A phase II trial of anlotinib combined chemotherapy as second-line and above therapy in HER2-negative advanced breast cancer.

Abstract

e13140 Background: The group of HER2-negative accounts for about 75% of breast cancer and has limited response to chemotherapy. Anlotinib is a novel multitarget tyrosine kinase inhibitor targeting VEGFR, PDGFR, FGFR, and c-Kit. In this study, we assessed the efficacy and safety of anlotinib plus chemotherapy in second-line and above treatment of HER-2 negative advanced breast cancer. Methods: This open-label, single-arm, phase II study enrolled women aged 18-75 years with HER2-negative breast cancer who underwent at least one-line chemotherapy. All patients were treated with anlotinib (12mg, qd, administered orally on Days 1-14 of each 21 day cycle) in combination with investigator-selected chemotherapy. The primary endpoint evaluated in this study was the median progression-free survival (PFS). Secondary endpoints included the objective response rate (ORR), clinical benefit rate (CBR), disease control rate (DCR) and safety.
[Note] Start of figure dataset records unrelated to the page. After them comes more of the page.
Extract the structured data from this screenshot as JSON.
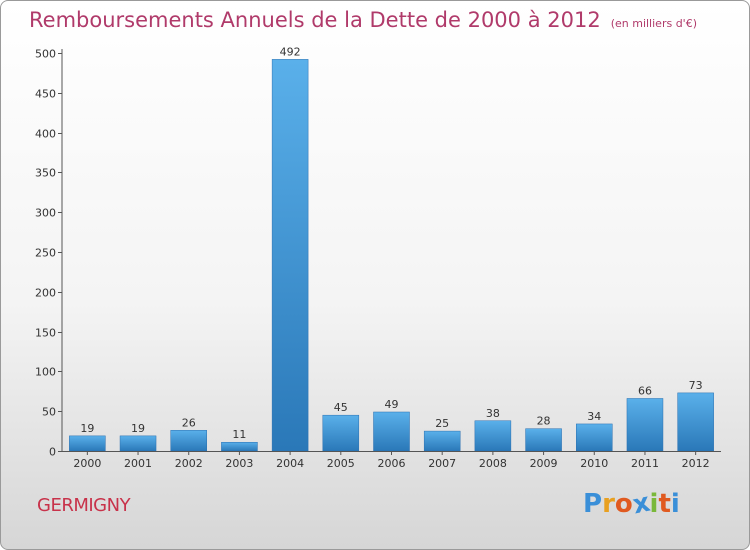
{
  "chart_data": {
    "type": "bar",
    "title": "Remboursements Annuels de la Dette de 2000 à 2012",
    "subtitle": "(en milliers d'€)",
    "xlabel": "",
    "ylabel": "",
    "categories": [
      "2000",
      "2001",
      "2002",
      "2003",
      "2004",
      "2005",
      "2006",
      "2007",
      "2008",
      "2009",
      "2010",
      "2011",
      "2012"
    ],
    "values": [
      19,
      19,
      26,
      11,
      492,
      45,
      49,
      25,
      38,
      28,
      34,
      66,
      73
    ],
    "ylim": [
      0,
      500
    ],
    "yticks": [
      0,
      50,
      100,
      150,
      200,
      250,
      300,
      350,
      400,
      450,
      500
    ],
    "grid": false,
    "bar_color": "#4a9be0"
  },
  "footer": {
    "commune": "GERMIGNY",
    "logo_letters": [
      "P",
      "r",
      "o",
      "x",
      "i",
      "t",
      "i"
    ],
    "logo_colors": [
      "#3a8fd8",
      "#e8a020",
      "#e05a20",
      "#3a8fd8",
      "#7ab83a",
      "#e05a20",
      "#3a8fd8"
    ]
  }
}
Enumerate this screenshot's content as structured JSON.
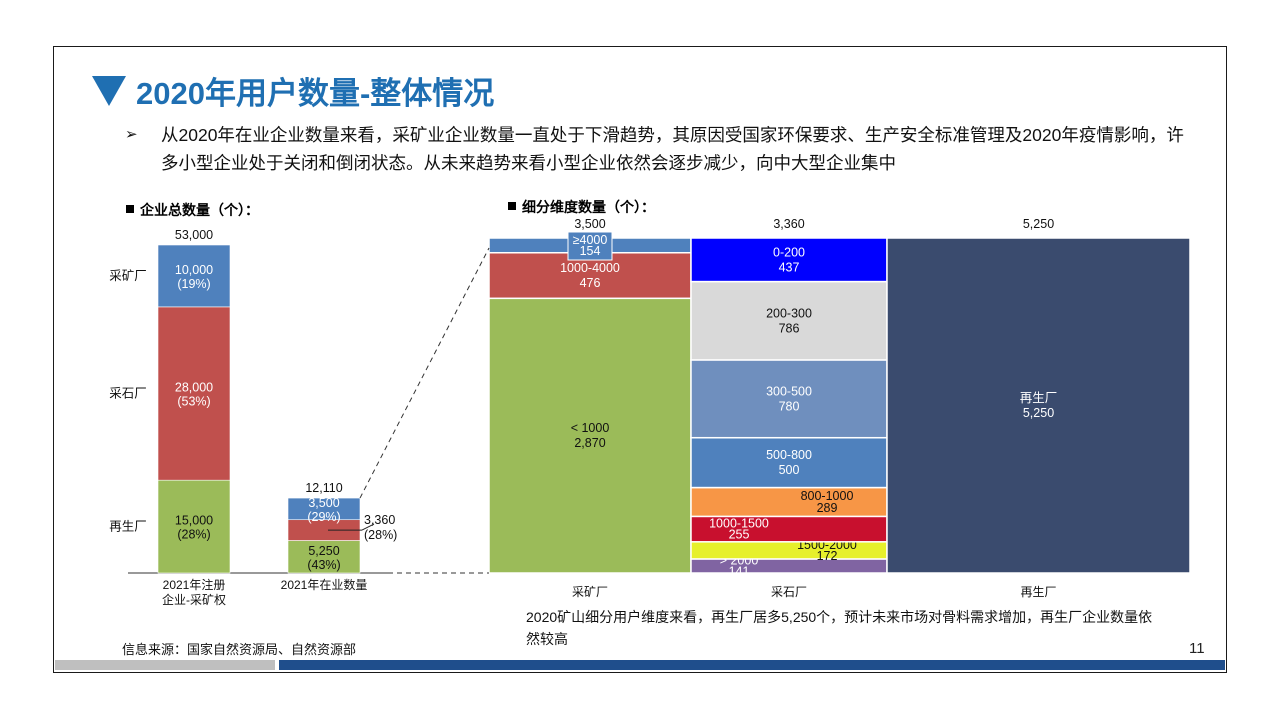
{
  "title": "2020年用户数量-整体情况",
  "bullet": {
    "arrow": "➢",
    "text": "从2020年在业企业数量来看，采矿业企业数量一直处于下滑趋势，其原因受国家环保要求、生产安全标准管理及2020年疫情影响，许多小型企业处于关闭和倒闭状态。从未来趋势来看小型企业依然会逐步减少，向中大型企业集中"
  },
  "section_left": "企业总数量（个）：",
  "section_right": "细分维度数量（个）：",
  "note": "2020矿山细分用户维度来看，再生厂居多5,250个，预计未来市场对骨料需求增加，再生厂企业数量依然较高",
  "source": "信息来源：国家自然资源局、自然资源部",
  "page_number": "11",
  "chart_data": [
    {
      "type": "bar",
      "stacked": true,
      "title": "企业总数量（个）：",
      "categories": [
        "2021年注册\n企业-采矿权",
        "2021年在业数量"
      ],
      "totals": [
        "53,000",
        "12,110"
      ],
      "row_labels": [
        "采矿厂",
        "采石厂",
        "再生厂"
      ],
      "series": [
        {
          "name": "再生厂",
          "color": "#9bbb59",
          "values": [
            15000,
            5250
          ],
          "labels": [
            "15,000",
            "5,250"
          ],
          "pct": [
            "(28%)",
            "(43%)"
          ]
        },
        {
          "name": "采石厂",
          "color": "#c0504d",
          "values": [
            28000,
            3360
          ],
          "labels": [
            "28,000",
            "3,360"
          ],
          "pct": [
            "(53%)",
            "(28%)"
          ]
        },
        {
          "name": "采矿厂",
          "color": "#4f81bd",
          "values": [
            10000,
            3500
          ],
          "labels": [
            "10,000",
            "3,500"
          ],
          "pct": [
            "(19%)",
            "(29%)"
          ]
        }
      ]
    },
    {
      "type": "marimekko",
      "title": "细分维度数量（个）：",
      "columns": [
        {
          "name": "采矿厂",
          "total": 3500,
          "total_label": "3,500",
          "segments": [
            {
              "label": "< 1000",
              "value": 2870,
              "value_label": "2,870",
              "color": "#9bbb59",
              "text_color": "#111111"
            },
            {
              "label": "1000-4000",
              "value": 476,
              "value_label": "476",
              "color": "#c0504d",
              "text_color": "#ffffff"
            },
            {
              "label": "≥4000",
              "value": 154,
              "value_label": "154",
              "color": "#4f81bd",
              "text_color": "#ffffff"
            }
          ]
        },
        {
          "name": "采石厂",
          "total": 3360,
          "total_label": "3,360",
          "segments": [
            {
              "label": "> 2000",
              "value": 141,
              "value_label": "141",
              "color": "#8064a2",
              "text_color": "#ffffff"
            },
            {
              "label": "1500-2000",
              "value": 172,
              "value_label": "172",
              "color": "#e6f02c",
              "text_color": "#111111"
            },
            {
              "label": "1000-1500",
              "value": 255,
              "value_label": "255",
              "color": "#c8102e",
              "text_color": "#ffffff"
            },
            {
              "label": "800-1000",
              "value": 289,
              "value_label": "289",
              "color": "#f79646",
              "text_color": "#111111"
            },
            {
              "label": "500-800",
              "value": 500,
              "value_label": "500",
              "color": "#4f81bd",
              "text_color": "#ffffff"
            },
            {
              "label": "300-500",
              "value": 780,
              "value_label": "780",
              "color": "#6f8fbe",
              "text_color": "#ffffff"
            },
            {
              "label": "200-300",
              "value": 786,
              "value_label": "786",
              "color": "#d9d9d9",
              "text_color": "#111111"
            },
            {
              "label": "0-200",
              "value": 437,
              "value_label": "437",
              "color": "#0000ff",
              "text_color": "#ffffff"
            }
          ]
        },
        {
          "name": "再生厂",
          "total": 5250,
          "total_label": "5,250",
          "segments": [
            {
              "label": "再生厂",
              "value": 5250,
              "value_label": "5,250",
              "color": "#3a4b6e",
              "text_color": "#ffffff"
            }
          ]
        }
      ]
    }
  ]
}
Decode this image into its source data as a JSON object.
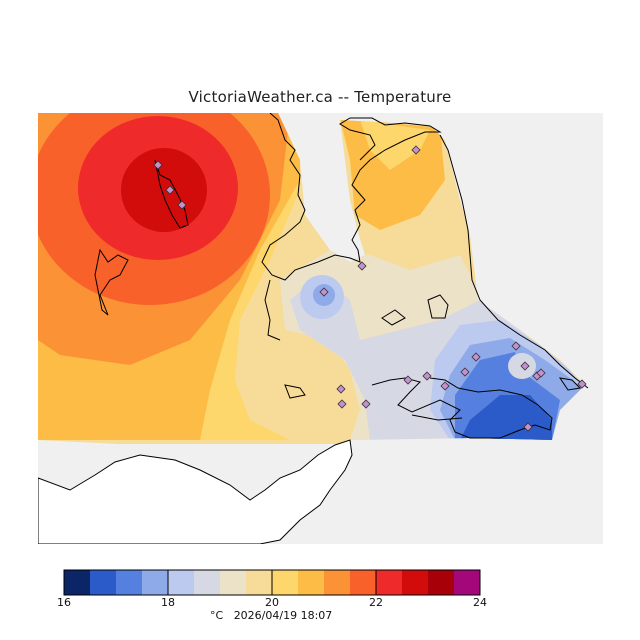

Results: From August 2022 to August 2023, 33 patients were enrolled in this study including 22(66.7%) HR+/HER2- patients and 11(33.3%) TNBC patients. After a median follow-up time of 11 months (95% CI, 5.8-16.2), the median PFS (mPFS) of the all patients was 8.6 months (95% CI 7.3-NA). In the HR+ and HR- populations, mPFS was 7.6 months versus 9.5 months (HR,0.376 [95%CI 0.12-1.13], p=0.072), respectively. All the patients had the confirmed best overall response assessments, no patient achieved complete response (CR); 11(33.3%) patients got partial response (PR) and 19(57.6%) patients achieved stable disease (SD). ORR was 33.3% (95% CI 18.0-51.8), DCR was 90.9% (95% CI 75.7-98.1) and CBR was 60.6% (95% CI 42.1-77.1). The most frequently observed adverse events were elevated triglycerides (78.8%), elevated blood sugar (63.6%), anemia (60.6%), elevated cholesterol (51.5%), elevated alanine aminotransferase (48.5%), and leukopenia (48.5%). Dose reductions due to adverse events occurred in 7 (21.2%) patients. Conclusions: Anlotinib combined with chemotherapy showed a promising efficacy with an acceptable safety profile for second-line and above patients with HER2-negative metastatic breast cancer. Further studies enrolling more patients are still needed.